An Auckland bakery owner is sending his friends and family to buy supermarket eggs for the business due to an ongoing shortage.
Sun Hoon Kim, who owns Daldang bakery, said his business uses over 1000 eggs every week but their supplier can't meet that demand.
"The suppliers can't deliver the eggs every week so we have to reduce the quantity to make, and the price, it's higher than last year, around 30% more," he told Breakfast.
"We have to find eggs ourselves, we have to go to the supermarket like Pak'nSave or Countdown."
He said the business is "just trying their best" to buy eggs each week.
It comes after a long-signalled end to cage farming came into effect at the start of this year - after having originally been announced in 2012.
Michael Brooks from the Poultry Industry Association said that in February the national flock was 3.4 million but it now sits at 3.6 million.
He said the ideal figure would be around 3.8-3.9 million but "there's actually an increase in [the amount of] eggs from a few months ago".
Brooks explained that the shortage is due to a number of things - Covid and legislation included.

"Some farmers had to exit from the old style cages in 2018 which went very smoothly.
"Another group in 2020, what actually happened, we had a glut and because farmers weren't making money they stopped ordering as many chicks and then you had the supermarket decision which threw doubt into farmers minds, you had high prices, you had Covid.
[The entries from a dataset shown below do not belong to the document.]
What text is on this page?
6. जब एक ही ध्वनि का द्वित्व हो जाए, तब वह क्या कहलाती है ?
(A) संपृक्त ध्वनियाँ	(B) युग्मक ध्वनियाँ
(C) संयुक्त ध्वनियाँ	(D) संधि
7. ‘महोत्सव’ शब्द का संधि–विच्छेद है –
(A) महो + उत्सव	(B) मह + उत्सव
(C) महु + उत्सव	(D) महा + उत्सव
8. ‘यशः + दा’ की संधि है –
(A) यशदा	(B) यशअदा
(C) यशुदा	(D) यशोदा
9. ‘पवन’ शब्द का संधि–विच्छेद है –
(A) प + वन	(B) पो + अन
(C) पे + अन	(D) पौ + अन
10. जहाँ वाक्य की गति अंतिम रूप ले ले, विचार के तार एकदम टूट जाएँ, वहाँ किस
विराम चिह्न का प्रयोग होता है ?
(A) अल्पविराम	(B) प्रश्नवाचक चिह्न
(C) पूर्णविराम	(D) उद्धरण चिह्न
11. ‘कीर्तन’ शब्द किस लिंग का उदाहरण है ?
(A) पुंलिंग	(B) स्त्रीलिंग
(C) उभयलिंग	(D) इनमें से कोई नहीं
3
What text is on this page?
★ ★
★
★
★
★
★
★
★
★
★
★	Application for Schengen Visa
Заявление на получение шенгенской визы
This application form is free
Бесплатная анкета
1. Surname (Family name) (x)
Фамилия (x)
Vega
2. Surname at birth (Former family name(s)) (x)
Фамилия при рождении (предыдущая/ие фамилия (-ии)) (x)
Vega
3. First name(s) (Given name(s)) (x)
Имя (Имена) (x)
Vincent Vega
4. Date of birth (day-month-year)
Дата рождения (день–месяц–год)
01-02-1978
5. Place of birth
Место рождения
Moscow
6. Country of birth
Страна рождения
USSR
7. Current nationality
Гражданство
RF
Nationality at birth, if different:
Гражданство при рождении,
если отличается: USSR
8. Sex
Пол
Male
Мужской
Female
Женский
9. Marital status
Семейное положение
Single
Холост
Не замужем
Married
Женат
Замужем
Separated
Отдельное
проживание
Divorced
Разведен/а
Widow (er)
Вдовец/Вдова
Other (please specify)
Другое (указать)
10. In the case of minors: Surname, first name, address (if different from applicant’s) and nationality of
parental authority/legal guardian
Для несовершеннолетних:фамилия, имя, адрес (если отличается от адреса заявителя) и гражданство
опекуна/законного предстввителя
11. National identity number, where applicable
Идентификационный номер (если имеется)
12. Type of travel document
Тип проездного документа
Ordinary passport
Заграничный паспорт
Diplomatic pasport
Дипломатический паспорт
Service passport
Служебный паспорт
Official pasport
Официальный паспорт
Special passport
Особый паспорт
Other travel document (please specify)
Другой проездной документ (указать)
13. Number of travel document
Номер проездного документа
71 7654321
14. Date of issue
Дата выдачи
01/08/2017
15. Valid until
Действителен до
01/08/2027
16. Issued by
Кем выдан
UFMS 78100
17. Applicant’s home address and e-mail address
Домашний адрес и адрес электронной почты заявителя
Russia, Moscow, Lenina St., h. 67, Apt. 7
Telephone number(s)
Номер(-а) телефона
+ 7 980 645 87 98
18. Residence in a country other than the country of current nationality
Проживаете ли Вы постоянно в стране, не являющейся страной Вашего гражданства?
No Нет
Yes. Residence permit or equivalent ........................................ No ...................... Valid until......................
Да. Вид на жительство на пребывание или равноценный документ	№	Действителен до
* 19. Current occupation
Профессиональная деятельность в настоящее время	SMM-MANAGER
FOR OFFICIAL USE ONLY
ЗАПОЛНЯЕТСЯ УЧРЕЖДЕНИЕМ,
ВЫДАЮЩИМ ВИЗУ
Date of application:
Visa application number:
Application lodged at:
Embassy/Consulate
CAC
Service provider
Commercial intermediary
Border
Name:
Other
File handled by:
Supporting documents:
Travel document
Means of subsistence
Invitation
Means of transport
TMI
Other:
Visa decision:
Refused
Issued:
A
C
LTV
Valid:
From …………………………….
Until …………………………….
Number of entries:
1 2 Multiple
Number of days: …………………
"So that combination meant instead of the market balancing out it [the national flock] dropped to the lowest level we've probably had in many years and it's just taken time to get back from there."
Also speaking to Breakfast this morning, the SPCA's scientific officer Alison Vaughan said the higher price of eggs is a fair trade-off.
"I think in the past when we've had battery-caged eggs the cost was cheaper but the price that the chickens paid was high.
"I think we've seen that New Zealanders really care about animal welfare."
Asked if she thinks the better treatment of chickens is worth the higher prices, Vaughan said it "absolutely" is.
"What we're really encouraging people to do is look at the options that are out there and choose the highest welfare product you can within your budget and with what's available."